All predictions in HPC hardware develpment point towards massive concurrency in 2-5 years.
Wether this comes in the shape of GPGPU, 20 millions embedded processor cores in an n-dimensional torus, FPGA or any other devlopment remains to be seen.
In any case it will be a development which predictably will kill of 'HPC in the COTS cloud'.
Massive concurrency - possibly with an OS which runs a single thread per node -- is exactly what the Amazon SW/HW stack is not good at.
This holds true for even an ordinary off-the-mill ISV code. Running the same code on 1000 embedded processors instead of 100 x86 cores will save you a factor of ~10 in terms of power.
In 5 years time this will sum up to a factor of 5 or more in total cost savings.
So the expensive bits in 5 years time will be power, power, software development to adress the power issue (massive concurrency), and - power. Not many incentives for HPC/Cloud.
Grid is not HPC
Grid computing does not attempt to replace HPC - HPC is what it is, and has been established for a long time. Grid computing does not focus so much on high performance but high throughput. The issue for scientific Grid computing is not the processing power needed to run, but the size and location of the data sets that must be operated on. Cloud services from the likes of Amazon do provide great alternatives for various situations, but will not help a scientific research group with petabytes of data spread across multiple collaborating sites, because getting that data within range of the processing units is the hard part. Using Grid computing techniques, each site can run its own Grid on local hardware that is close to the large dataset, and results can be centrally collated. The type of site involved in this sort of project - e.g. a large University - have plenty of machines with spare CPU cycles available to perform the operations - Grid computing is an attempt to harness those spare cycles and put them to use.
Cloud? Grid? HPC?
Can you really compare the three? As I understand the terms, each of them is meant to address a very different problem:
1) Cloud: Lots of users with relatively small processing requirements per user and small amounts of data to transfer per user. A perfect example are applications running on top of a database to which each individual user cannot add more than a little bit of data. For example, search, email, etc.
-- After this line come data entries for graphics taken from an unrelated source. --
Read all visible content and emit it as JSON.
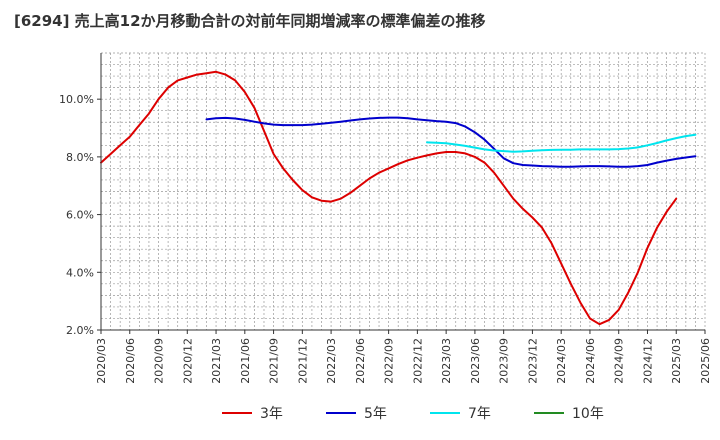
{
  "title": "[6294]  売上高12か月移動合計の対前年同期増減率の標準偏差の推移",
  "chart_data": {
    "type": "line",
    "title": "[6294]  売上高12か月移動合計の対前年同期増減率の標準偏差の推移",
    "xlabel": "",
    "ylabel": "",
    "ylim": [
      2.0,
      11.6
    ],
    "y_ticks": [
      2.0,
      4.0,
      6.0,
      8.0,
      10.0
    ],
    "y_tick_labels": [
      "2.0%",
      "4.0%",
      "6.0%",
      "8.0%",
      "10.0%"
    ],
    "x_tick_labels": [
      "2020/03",
      "2020/06",
      "2020/09",
      "2020/12",
      "2021/03",
      "2021/06",
      "2021/09",
      "2021/12",
      "2022/03",
      "2022/06",
      "2022/09",
      "2022/12",
      "2023/03",
      "2023/06",
      "2023/09",
      "2023/12",
      "2024/03",
      "2024/06",
      "2024/09",
      "2024/12",
      "2025/03",
      "2025/06"
    ],
    "grid": true,
    "legend_position": "bottom",
    "series": [
      {
        "name": "3年",
        "color": "#dd0000",
        "points": [
          [
            "2020/03",
            7.8
          ],
          [
            "2020/04",
            8.1
          ],
          [
            "2020/05",
            8.4
          ],
          [
            "2020/06",
            8.7
          ],
          [
            "2020/07",
            9.1
          ],
          [
            "2020/08",
            9.5
          ],
          [
            "2020/09",
            10.0
          ],
          [
            "2020/10",
            10.4
          ],
          [
            "2020/11",
            10.65
          ],
          [
            "2020/12",
            10.75
          ],
          [
            "2021/01",
            10.85
          ],
          [
            "2021/02",
            10.9
          ],
          [
            "2021/03",
            10.95
          ],
          [
            "2021/04",
            10.85
          ],
          [
            "2021/05",
            10.65
          ],
          [
            "2021/06",
            10.25
          ],
          [
            "2021/07",
            9.7
          ],
          [
            "2021/08",
            8.9
          ],
          [
            "2021/09",
            8.1
          ],
          [
            "2021/10",
            7.6
          ],
          [
            "2021/11",
            7.2
          ],
          [
            "2021/12",
            6.85
          ],
          [
            "2021/13",
            6.6
          ],
          [
            "2022/02",
            6.48
          ],
          [
            "2022/03",
            6.45
          ],
          [
            "2022/04",
            6.55
          ],
          [
            "2022/05",
            6.75
          ],
          [
            "2022/06",
            7.0
          ],
          [
            "2022/07",
            7.25
          ],
          [
            "2022/08",
            7.45
          ],
          [
            "2022/09",
            7.6
          ],
          [
            "2022/10",
            7.75
          ],
          [
            "2022/11",
            7.88
          ],
          [
            "2022/12",
            7.97
          ],
          [
            "2023/01",
            8.05
          ],
          [
            "2023/02",
            8.12
          ],
          [
            "2023/03",
            8.17
          ],
          [
            "2023/04",
            8.17
          ],
          [
            "2023/05",
            8.12
          ],
          [
            "2023/06",
            8.0
          ],
          [
            "2023/07",
            7.8
          ],
          [
            "2023/08",
            7.45
          ],
          [
            "2023/09",
            7.0
          ],
          [
            "2023/10",
            6.55
          ],
          [
            "2023/11",
            6.2
          ],
          [
            "2023/12",
            5.9
          ],
          [
            "2024/01",
            5.55
          ],
          [
            "2024/02",
            5.0
          ],
          [
            "2024/03",
            4.3
          ],
          [
            "2024/04",
            3.6
          ],
          [
            "2024/05",
            2.95
          ],
          [
            "2024/06",
            2.4
          ],
          [
            "2024/07",
            2.2
          ],
          [
            "2024/08",
            2.35
          ],
          [
            "2024/09",
            2.7
          ],
          [
            "2024/10",
            3.3
          ],
          [
            "2024/11",
            4.0
          ],
          [
            "2024/12",
            4.85
          ],
          [
            "2025/01",
            5.55
          ],
          [
            "2025/02",
            6.1
          ],
          [
            "2025/03",
            6.55
          ]
        ]
      },
      {
        "name": "5年",
        "color": "#0000cc",
        "points": [
          [
            "2021/02",
            9.3
          ],
          [
            "2021/03",
            9.34
          ],
          [
            "2021/04",
            9.35
          ],
          [
            "2021/05",
            9.33
          ],
          [
            "2021/06",
            9.28
          ],
          [
            "2021/07",
            9.22
          ],
          [
            "2021/08",
            9.16
          ],
          [
            "2021/09",
            9.12
          ],
          [
            "2021/10",
            9.1
          ],
          [
            "2021/11",
            9.1
          ],
          [
            "2021/12",
            9.1
          ],
          [
            "2021/13",
            9.12
          ],
          [
            "2022/02",
            9.15
          ],
          [
            "2022/03",
            9.18
          ],
          [
            "2022/04",
            9.22
          ],
          [
            "2022/05",
            9.26
          ],
          [
            "2022/06",
            9.3
          ],
          [
            "2022/07",
            9.33
          ],
          [
            "2022/08",
            9.35
          ],
          [
            "2022/09",
            9.36
          ],
          [
            "2022/10",
            9.36
          ],
          [
            "2022/11",
            9.34
          ],
          [
            "2022/12",
            9.3
          ],
          [
            "2023/01",
            9.27
          ],
          [
            "2023/02",
            9.24
          ],
          [
            "2023/03",
            9.22
          ],
          [
            "2023/04",
            9.17
          ],
          [
            "2023/05",
            9.05
          ],
          [
            "2023/06",
            8.85
          ],
          [
            "2023/07",
            8.6
          ],
          [
            "2023/08",
            8.28
          ],
          [
            "2023/09",
            7.95
          ],
          [
            "2023/10",
            7.78
          ],
          [
            "2023/11",
            7.72
          ],
          [
            "2023/12",
            7.7
          ],
          [
            "2024/01",
            7.68
          ],
          [
            "2024/02",
            7.67
          ],
          [
            "2024/03",
            7.66
          ],
          [
            "2024/04",
            7.66
          ],
          [
            "2024/05",
            7.67
          ],
          [
            "2024/06",
            7.68
          ],
          [
            "2024/07",
            7.68
          ],
          [
            "2024/08",
            7.67
          ],
          [
            "2024/09",
            7.66
          ],
          [
            "2024/10",
            7.66
          ],
          [
            "2024/11",
            7.68
          ],
          [
            "2024/12",
            7.72
          ],
          [
            "2025/01",
            7.8
          ],
          [
            "2025/02",
            7.87
          ],
          [
            "2025/03",
            7.93
          ],
          [
            "2025/04",
            7.98
          ],
          [
            "2025/05",
            8.02
          ]
        ]
      },
      {
        "name": "7年",
        "color": "#00e5ee",
        "points": [
          [
            "2023/01",
            8.5
          ],
          [
            "2023/02",
            8.49
          ],
          [
            "2023/03",
            8.47
          ],
          [
            "2023/04",
            8.43
          ],
          [
            "2023/05",
            8.38
          ],
          [
            "2023/06",
            8.32
          ],
          [
            "2023/07",
            8.26
          ],
          [
            "2023/08",
            8.22
          ],
          [
            "2023/09",
            8.2
          ],
          [
            "2023/10",
            8.18
          ],
          [
            "2023/11",
            8.19
          ],
          [
            "2023/12",
            8.21
          ],
          [
            "2024/01",
            8.23
          ],
          [
            "2024/02",
            8.24
          ],
          [
            "2024/03",
            8.25
          ],
          [
            "2024/04",
            8.25
          ],
          [
            "2024/05",
            8.26
          ],
          [
            "2024/06",
            8.26
          ],
          [
            "2024/07",
            8.26
          ],
          [
            "2024/08",
            8.26
          ],
          [
            "2024/09",
            8.27
          ],
          [
            "2024/10",
            8.29
          ],
          [
            "2024/11",
            8.33
          ],
          [
            "2024/12",
            8.4
          ],
          [
            "2025/01",
            8.48
          ],
          [
            "2025/02",
            8.57
          ],
          [
            "2025/03",
            8.65
          ],
          [
            "2025/04",
            8.72
          ],
          [
            "2025/05",
            8.77
          ]
        ]
      },
      {
        "name": "10年",
        "color": "#228b22",
        "points": []
      }
    ]
  }
}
2) Grid: A relatively small number of users whose computational needs can be broken up into separate tasks, each of which requires a very small amount of data to specify it's input and output, but a very large amount of processing time which is then spun off to other computers on the grid to allow exploiting the left over processing power of other individual users. The fact that there are very few users scheduling tasks is important because if you assume that half of the users are scheduling tasks, then all they get in average is another machine available to perform work. Folding @ Home is the perfect example.
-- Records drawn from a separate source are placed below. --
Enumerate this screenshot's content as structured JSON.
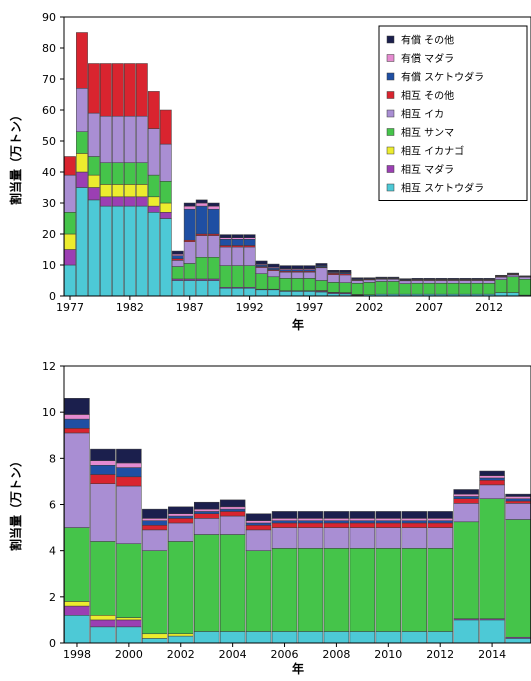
{
  "colors": {
    "paid_other": "#1b1f4d",
    "paid_cod": "#e58bd0",
    "paid_pollock": "#1f4fa3",
    "mutual_other": "#d9242f",
    "mutual_squid": "#a98ed3",
    "mutual_saury": "#45c44a",
    "mutual_sandlance": "#ecec2e",
    "mutual_cod": "#9b3fb3",
    "mutual_pollock": "#4dc9d6"
  },
  "chart_data": [
    {
      "type": "bar",
      "stacked": true,
      "ylabel": "割当量（万トン）",
      "xlabel": "年",
      "ylim": [
        0,
        90
      ],
      "yticks": [
        0,
        10,
        20,
        30,
        40,
        50,
        60,
        70,
        80,
        90
      ],
      "xticks": [
        "1977",
        "1982",
        "1987",
        "1992",
        "1997",
        "2002",
        "2007",
        "2012"
      ],
      "xlim": [
        1976.5,
        2015.5
      ],
      "grid": false,
      "legend_position": "top-right",
      "legend": [
        "有償 その他",
        "有償 マダラ",
        "有償 スケトウダラ",
        "相互 その他",
        "相互 イカ",
        "相互 サンマ",
        "相互 イカナゴ",
        "相互 マダラ",
        "相互 スケトウダラ"
      ],
      "series_keys": [
        "mutual_pollock",
        "mutual_cod",
        "mutual_sandlance",
        "mutual_saury",
        "mutual_squid",
        "mutual_other",
        "paid_pollock",
        "paid_cod",
        "paid_other"
      ],
      "x": [
        1977,
        1978,
        1979,
        1980,
        1981,
        1982,
        1983,
        1984,
        1985,
        1986,
        1987,
        1988,
        1989,
        1990,
        1991,
        1992,
        1993,
        1994,
        1995,
        1996,
        1997,
        1998,
        1999,
        2000,
        2001,
        2002,
        2003,
        2004,
        2005,
        2006,
        2007,
        2008,
        2009,
        2010,
        2011,
        2012,
        2013,
        2014,
        2015
      ],
      "values": {
        "mutual_pollock": [
          10,
          35,
          31,
          29,
          29,
          29,
          29,
          27,
          25,
          5,
          5,
          5,
          5,
          2.5,
          2.5,
          2.5,
          2,
          2,
          1.5,
          1.5,
          1.5,
          1.3,
          0.8,
          0.7,
          0.3,
          0.4,
          0.6,
          0.6,
          0.6,
          0.6,
          0.6,
          0.6,
          0.6,
          0.6,
          0.6,
          0.6,
          1.1,
          1.1,
          0.3
        ],
        "mutual_cod": [
          5,
          5,
          4,
          3,
          3,
          3,
          3,
          2,
          2,
          0.5,
          0.5,
          0.5,
          0.5,
          0.3,
          0.3,
          0.3,
          0.2,
          0.2,
          0.2,
          0.2,
          0.2,
          0.3,
          0.3,
          0.3,
          0.1,
          0,
          0,
          0,
          0,
          0,
          0,
          0,
          0,
          0,
          0,
          0,
          0,
          0,
          0
        ],
        "mutual_sandlance": [
          5,
          6,
          4,
          4,
          4,
          4,
          4,
          3,
          3,
          0,
          0,
          0,
          0,
          0,
          0,
          0,
          0,
          0,
          0,
          0,
          0,
          0.2,
          0.1,
          0.1,
          0.1,
          0,
          0,
          0,
          0,
          0,
          0,
          0,
          0,
          0,
          0,
          0,
          0,
          0,
          0
        ],
        "mutual_saury": [
          7,
          7,
          6,
          7,
          7,
          7,
          7,
          7,
          7,
          4,
          5,
          7,
          7,
          7,
          7,
          7,
          5,
          4,
          4,
          4,
          4,
          3.2,
          3.2,
          3.2,
          3.6,
          4,
          4.1,
          4.1,
          3.4,
          3.5,
          3.5,
          3.5,
          3.5,
          3.5,
          3.5,
          3.5,
          4.2,
          5.1,
          5.1
        ],
        "mutual_squid": [
          12,
          14,
          14,
          15,
          15,
          15,
          15,
          15,
          12,
          2,
          7,
          7,
          7,
          6,
          6,
          6,
          2,
          2,
          2,
          2,
          2,
          4.1,
          2.5,
          2.5,
          0.9,
          0.8,
          0.7,
          0.7,
          0.9,
          0.9,
          0.9,
          0.9,
          0.9,
          0.9,
          0.9,
          0.9,
          0.8,
          0.6,
          0.7
        ],
        "mutual_other": [
          6,
          18,
          16,
          17,
          17,
          17,
          17,
          12,
          11,
          0.5,
          0.5,
          0.5,
          0.5,
          0.5,
          0.5,
          0.5,
          0.3,
          0.3,
          0.3,
          0.3,
          0.3,
          0.2,
          0.4,
          0.4,
          0.2,
          0.2,
          0.2,
          0.2,
          0.2,
          0.2,
          0.2,
          0.2,
          0.2,
          0.2,
          0.2,
          0.2,
          0.2,
          0.2,
          0.1
        ],
        "paid_pollock": [
          0,
          0,
          0,
          0,
          0,
          0,
          0,
          0,
          0,
          1,
          10,
          9,
          8,
          2,
          2,
          2,
          0.5,
          0.5,
          0.5,
          0.5,
          0.5,
          0.3,
          0.3,
          0.3,
          0.2,
          0.1,
          0.1,
          0.1,
          0.1,
          0.1,
          0.1,
          0.1,
          0.1,
          0.1,
          0.1,
          0.1,
          0.1,
          0.1,
          0.1
        ],
        "paid_cod": [
          0,
          0,
          0,
          0,
          0,
          0,
          0,
          0,
          0,
          0.5,
          1,
          1,
          1,
          0.5,
          0.5,
          0.5,
          0.3,
          0.3,
          0.3,
          0.3,
          0.3,
          0.2,
          0.2,
          0.2,
          0.1,
          0.1,
          0.1,
          0.1,
          0.1,
          0.1,
          0.1,
          0.1,
          0.1,
          0.1,
          0.1,
          0.1,
          0.1,
          0.1,
          0.1
        ],
        "paid_other": [
          0,
          0,
          0,
          0,
          0,
          0,
          0,
          0,
          0,
          1,
          1,
          1,
          1,
          1,
          1,
          1,
          1,
          1,
          1,
          1,
          1,
          0.7,
          0.5,
          0.6,
          0.4,
          0.3,
          0.3,
          0.3,
          0.3,
          0.3,
          0.3,
          0.3,
          0.3,
          0.3,
          0.3,
          0.3,
          0.2,
          0.2,
          0.1
        ]
      }
    },
    {
      "type": "bar",
      "stacked": true,
      "ylabel": "割当量（万トン）",
      "xlabel": "年",
      "ylim": [
        0,
        12
      ],
      "yticks": [
        0,
        2,
        4,
        6,
        8,
        10,
        12
      ],
      "xticks": [
        "1998",
        "2000",
        "2002",
        "2004",
        "2006",
        "2008",
        "2010",
        "2012",
        "2014"
      ],
      "xlim": [
        1997.5,
        2015.5
      ],
      "grid": false,
      "series_keys": [
        "mutual_pollock",
        "mutual_cod",
        "mutual_sandlance",
        "mutual_saury",
        "mutual_squid",
        "mutual_other",
        "paid_pollock",
        "paid_cod",
        "paid_other"
      ],
      "x": [
        1998,
        1999,
        2000,
        2001,
        2002,
        2003,
        2004,
        2005,
        2006,
        2007,
        2008,
        2009,
        2010,
        2011,
        2012,
        2013,
        2014,
        2015
      ],
      "values": {
        "mutual_pollock": [
          1.2,
          0.7,
          0.7,
          0.2,
          0.3,
          0.5,
          0.5,
          0.5,
          0.5,
          0.5,
          0.5,
          0.5,
          0.5,
          0.5,
          0.5,
          1.0,
          1.0,
          0.2
        ],
        "mutual_cod": [
          0.4,
          0.3,
          0.3,
          0,
          0,
          0,
          0,
          0,
          0,
          0,
          0,
          0,
          0,
          0,
          0,
          0.05,
          0.05,
          0.05
        ],
        "mutual_sandlance": [
          0.2,
          0.2,
          0.1,
          0.2,
          0.1,
          0,
          0,
          0,
          0,
          0,
          0,
          0,
          0,
          0,
          0,
          0,
          0,
          0
        ],
        "mutual_saury": [
          3.2,
          3.2,
          3.2,
          3.6,
          4.0,
          4.2,
          4.2,
          3.5,
          3.6,
          3.6,
          3.6,
          3.6,
          3.6,
          3.6,
          3.6,
          4.2,
          5.2,
          5.1
        ],
        "mutual_squid": [
          4.1,
          2.5,
          2.5,
          0.9,
          0.8,
          0.7,
          0.8,
          0.9,
          0.9,
          0.9,
          0.9,
          0.9,
          0.9,
          0.9,
          0.9,
          0.8,
          0.6,
          0.7
        ],
        "mutual_other": [
          0.2,
          0.4,
          0.4,
          0.2,
          0.2,
          0.2,
          0.2,
          0.2,
          0.2,
          0.2,
          0.2,
          0.2,
          0.2,
          0.2,
          0.2,
          0.2,
          0.2,
          0.1
        ],
        "paid_pollock": [
          0.4,
          0.4,
          0.4,
          0.2,
          0.1,
          0.1,
          0.1,
          0.1,
          0.1,
          0.1,
          0.1,
          0.1,
          0.1,
          0.1,
          0.1,
          0.1,
          0.1,
          0.1
        ],
        "paid_cod": [
          0.2,
          0.2,
          0.2,
          0.1,
          0.1,
          0.1,
          0.1,
          0.1,
          0.1,
          0.1,
          0.1,
          0.1,
          0.1,
          0.1,
          0.1,
          0.1,
          0.1,
          0.1
        ],
        "paid_other": [
          0.7,
          0.5,
          0.6,
          0.4,
          0.3,
          0.3,
          0.3,
          0.3,
          0.3,
          0.3,
          0.3,
          0.3,
          0.3,
          0.3,
          0.3,
          0.2,
          0.2,
          0.1
        ]
      }
    }
  ]
}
3) HPC: A single task that is monstrously computationally intensive and most likely requiring a very large amount of data to be moved around. Think solving partial differential equations on huge grids.
The cloud does not have the bandwidth necessary to move around huge grids into it or from it.
The cloud is not left over computing capacity, but rather paid for capacity.
So exactly, how is it that the cloud can do what grid or hpc are meant to do?